Les hypothèses sur les conséquences d’une perte de poids mondiale fleurissent. Selon certains experts, l’industrie alimentaire pourrait en pâtir. Dans le secteur médical, on noterait déjà un recul de la chirurgie bariatrique. Jusqu’ici pourtant, la seule perdante est l’industrie des régimes alimentaires. Wegovy et Mounjaro font ainsi vaciller le leader américain Weight Watchers, qui a annoncé un plan de réduction des coûts et une restructuration de ses effectifs.

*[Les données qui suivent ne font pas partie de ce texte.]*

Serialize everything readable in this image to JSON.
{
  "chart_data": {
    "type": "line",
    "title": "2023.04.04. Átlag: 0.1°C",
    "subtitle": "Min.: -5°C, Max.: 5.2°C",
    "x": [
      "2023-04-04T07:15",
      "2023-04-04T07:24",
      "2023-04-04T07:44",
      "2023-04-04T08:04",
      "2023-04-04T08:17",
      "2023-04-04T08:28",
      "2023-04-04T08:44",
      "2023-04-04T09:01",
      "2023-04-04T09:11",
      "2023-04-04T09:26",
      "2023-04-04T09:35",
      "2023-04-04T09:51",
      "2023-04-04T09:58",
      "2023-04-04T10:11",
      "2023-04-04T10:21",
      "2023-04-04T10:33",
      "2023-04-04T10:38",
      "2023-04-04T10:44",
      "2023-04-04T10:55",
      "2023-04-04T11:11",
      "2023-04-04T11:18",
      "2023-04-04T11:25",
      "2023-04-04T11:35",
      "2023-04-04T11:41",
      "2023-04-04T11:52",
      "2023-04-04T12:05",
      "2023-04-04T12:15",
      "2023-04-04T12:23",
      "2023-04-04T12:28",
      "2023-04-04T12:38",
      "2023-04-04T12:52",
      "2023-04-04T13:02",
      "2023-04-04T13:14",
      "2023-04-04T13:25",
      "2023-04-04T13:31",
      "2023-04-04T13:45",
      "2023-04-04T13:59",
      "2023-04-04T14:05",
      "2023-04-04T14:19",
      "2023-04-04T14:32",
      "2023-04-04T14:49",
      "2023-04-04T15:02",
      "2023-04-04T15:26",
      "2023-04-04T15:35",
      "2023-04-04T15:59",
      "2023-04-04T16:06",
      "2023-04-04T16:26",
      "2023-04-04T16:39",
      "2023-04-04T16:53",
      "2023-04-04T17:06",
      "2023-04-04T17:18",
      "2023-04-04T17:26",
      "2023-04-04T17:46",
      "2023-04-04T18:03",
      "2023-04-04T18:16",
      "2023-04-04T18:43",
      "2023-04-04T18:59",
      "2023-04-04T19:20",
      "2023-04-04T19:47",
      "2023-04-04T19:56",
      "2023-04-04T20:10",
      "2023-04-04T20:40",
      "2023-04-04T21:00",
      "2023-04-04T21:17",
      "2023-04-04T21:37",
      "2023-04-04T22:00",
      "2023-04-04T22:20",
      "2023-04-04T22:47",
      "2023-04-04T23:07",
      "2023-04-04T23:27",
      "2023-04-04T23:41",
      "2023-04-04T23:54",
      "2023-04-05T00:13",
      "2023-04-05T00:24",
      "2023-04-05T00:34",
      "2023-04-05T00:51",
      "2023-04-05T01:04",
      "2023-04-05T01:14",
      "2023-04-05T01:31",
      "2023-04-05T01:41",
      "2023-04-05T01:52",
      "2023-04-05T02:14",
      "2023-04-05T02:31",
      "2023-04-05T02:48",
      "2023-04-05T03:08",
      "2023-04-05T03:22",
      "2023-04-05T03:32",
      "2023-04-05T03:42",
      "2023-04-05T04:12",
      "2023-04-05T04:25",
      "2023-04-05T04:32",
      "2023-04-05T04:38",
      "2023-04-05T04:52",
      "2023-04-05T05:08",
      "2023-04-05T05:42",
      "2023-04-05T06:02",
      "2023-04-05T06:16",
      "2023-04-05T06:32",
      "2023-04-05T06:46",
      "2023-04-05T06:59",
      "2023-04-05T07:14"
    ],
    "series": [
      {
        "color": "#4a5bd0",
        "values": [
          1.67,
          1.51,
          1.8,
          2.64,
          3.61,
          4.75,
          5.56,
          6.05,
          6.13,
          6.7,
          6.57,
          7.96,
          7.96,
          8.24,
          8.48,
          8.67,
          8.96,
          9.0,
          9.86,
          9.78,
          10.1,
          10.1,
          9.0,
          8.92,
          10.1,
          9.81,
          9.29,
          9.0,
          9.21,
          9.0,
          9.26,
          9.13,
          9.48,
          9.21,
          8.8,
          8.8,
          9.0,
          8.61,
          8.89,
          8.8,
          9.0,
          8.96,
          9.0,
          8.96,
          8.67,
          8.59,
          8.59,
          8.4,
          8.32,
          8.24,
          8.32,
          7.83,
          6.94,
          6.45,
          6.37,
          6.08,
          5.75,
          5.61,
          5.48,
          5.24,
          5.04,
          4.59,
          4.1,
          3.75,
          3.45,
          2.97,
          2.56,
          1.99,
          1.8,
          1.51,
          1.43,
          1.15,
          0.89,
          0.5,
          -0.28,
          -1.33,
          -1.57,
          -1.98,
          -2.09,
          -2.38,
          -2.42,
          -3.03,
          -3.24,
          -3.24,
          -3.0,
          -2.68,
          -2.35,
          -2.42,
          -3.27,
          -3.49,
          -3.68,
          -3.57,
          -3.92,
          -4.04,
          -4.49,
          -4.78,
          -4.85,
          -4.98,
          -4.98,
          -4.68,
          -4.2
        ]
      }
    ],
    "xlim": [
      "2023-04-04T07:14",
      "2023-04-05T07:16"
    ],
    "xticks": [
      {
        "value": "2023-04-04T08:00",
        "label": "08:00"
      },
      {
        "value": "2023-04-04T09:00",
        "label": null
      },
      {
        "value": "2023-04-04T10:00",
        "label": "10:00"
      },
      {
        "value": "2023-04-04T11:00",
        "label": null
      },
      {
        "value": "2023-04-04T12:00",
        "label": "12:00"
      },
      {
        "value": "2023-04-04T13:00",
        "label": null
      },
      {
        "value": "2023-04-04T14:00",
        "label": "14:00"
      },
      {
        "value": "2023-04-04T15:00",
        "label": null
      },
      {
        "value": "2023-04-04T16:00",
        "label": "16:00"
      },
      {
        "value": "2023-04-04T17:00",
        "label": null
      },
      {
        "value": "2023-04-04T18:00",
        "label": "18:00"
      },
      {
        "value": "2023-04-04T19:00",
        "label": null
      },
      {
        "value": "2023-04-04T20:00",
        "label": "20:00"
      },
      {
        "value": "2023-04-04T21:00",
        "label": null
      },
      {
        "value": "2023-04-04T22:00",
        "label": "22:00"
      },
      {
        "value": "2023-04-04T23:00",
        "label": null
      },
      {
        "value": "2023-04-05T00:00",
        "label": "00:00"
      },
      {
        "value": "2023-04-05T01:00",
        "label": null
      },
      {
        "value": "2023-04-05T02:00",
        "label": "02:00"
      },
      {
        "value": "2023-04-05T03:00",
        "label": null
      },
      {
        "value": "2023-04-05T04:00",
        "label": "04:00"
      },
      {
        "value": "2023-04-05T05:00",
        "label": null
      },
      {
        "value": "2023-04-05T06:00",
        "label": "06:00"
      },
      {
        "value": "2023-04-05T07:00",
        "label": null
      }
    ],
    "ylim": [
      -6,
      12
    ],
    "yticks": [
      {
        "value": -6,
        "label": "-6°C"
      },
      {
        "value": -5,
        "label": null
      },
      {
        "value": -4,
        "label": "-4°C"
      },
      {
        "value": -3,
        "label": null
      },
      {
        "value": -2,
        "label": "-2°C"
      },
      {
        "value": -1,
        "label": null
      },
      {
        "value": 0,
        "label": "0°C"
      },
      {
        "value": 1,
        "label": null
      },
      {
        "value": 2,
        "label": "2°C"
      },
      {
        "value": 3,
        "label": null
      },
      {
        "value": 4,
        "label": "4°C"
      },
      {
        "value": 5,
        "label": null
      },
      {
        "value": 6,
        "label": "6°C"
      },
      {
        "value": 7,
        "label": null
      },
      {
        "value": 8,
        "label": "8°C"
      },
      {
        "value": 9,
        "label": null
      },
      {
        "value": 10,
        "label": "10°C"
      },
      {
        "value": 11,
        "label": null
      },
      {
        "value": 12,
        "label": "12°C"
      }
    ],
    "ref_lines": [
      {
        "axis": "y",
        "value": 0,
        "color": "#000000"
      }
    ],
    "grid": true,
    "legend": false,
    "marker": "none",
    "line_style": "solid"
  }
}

Autre défi de taille: le coût de ces traitements, très onéreux –entre 274 et 365 euros mensuels, selon Novo Nordisk. A l’exception de la Suisse et de la Grande-Bretagne, aucun pays n’autorise leur remboursement. Aux Etats-Unis, le Bureau du budget du Congrès estime, dans un rapport publié le 1er octobre, que les économies potentielles d’une réduction de l’obésité ne compenseraient pas, pour l’heure, les coûts d’une prise en charge de ces traitements…
Double effet
Le GLP-1 est une incrétine, une hormone produite naturellement dans le corps, principalement par les cellules intestinales. Le médicament se lie ainsi sélectivement aux récepteurs du GLP-1 et les active. Ce qui, en même temps, active la sécrétion d’insuline, faisant baisser le taux de sucre dans le sang, et réduit la sécrétion de glucagon, qui lui hausse ce taux. D’où l’effet antidiabétique. Mais la molécule agit également sur le système nerveux central, précisément sur l’hypothalamus, et le système de récompense, réduisant ainsi l’appétit. D’où l’effet sur la satiété.
En chiffres
• En Belgique, un adulte sur deux est en surpoids et un sur cinq est obèse (18%). Chez les moins de 18 ans, un sur cinq est déjà en surpoids, un sur 20 est obèse.
• Selon l’Organisation mondiale de la santé (OMS), 1,2 million de décès par an sont attribués à l’obésité.
• En Belgique, le surpoids coûte chaque année 3,3 milliards d’euros aux finances publiques.
• Selon l’OMS, l’obésité coûte chaque année l’équivalent de 2,2% du PIB mondial. D’ici à 2060, la Chine, les Etats-Unis et l’Inde, enregistreront le coût le plus élevé en chiffres absolus, avec respectivement 10.000 milliards de dollars, 2.500 milliards, et 850 milliards annuellement.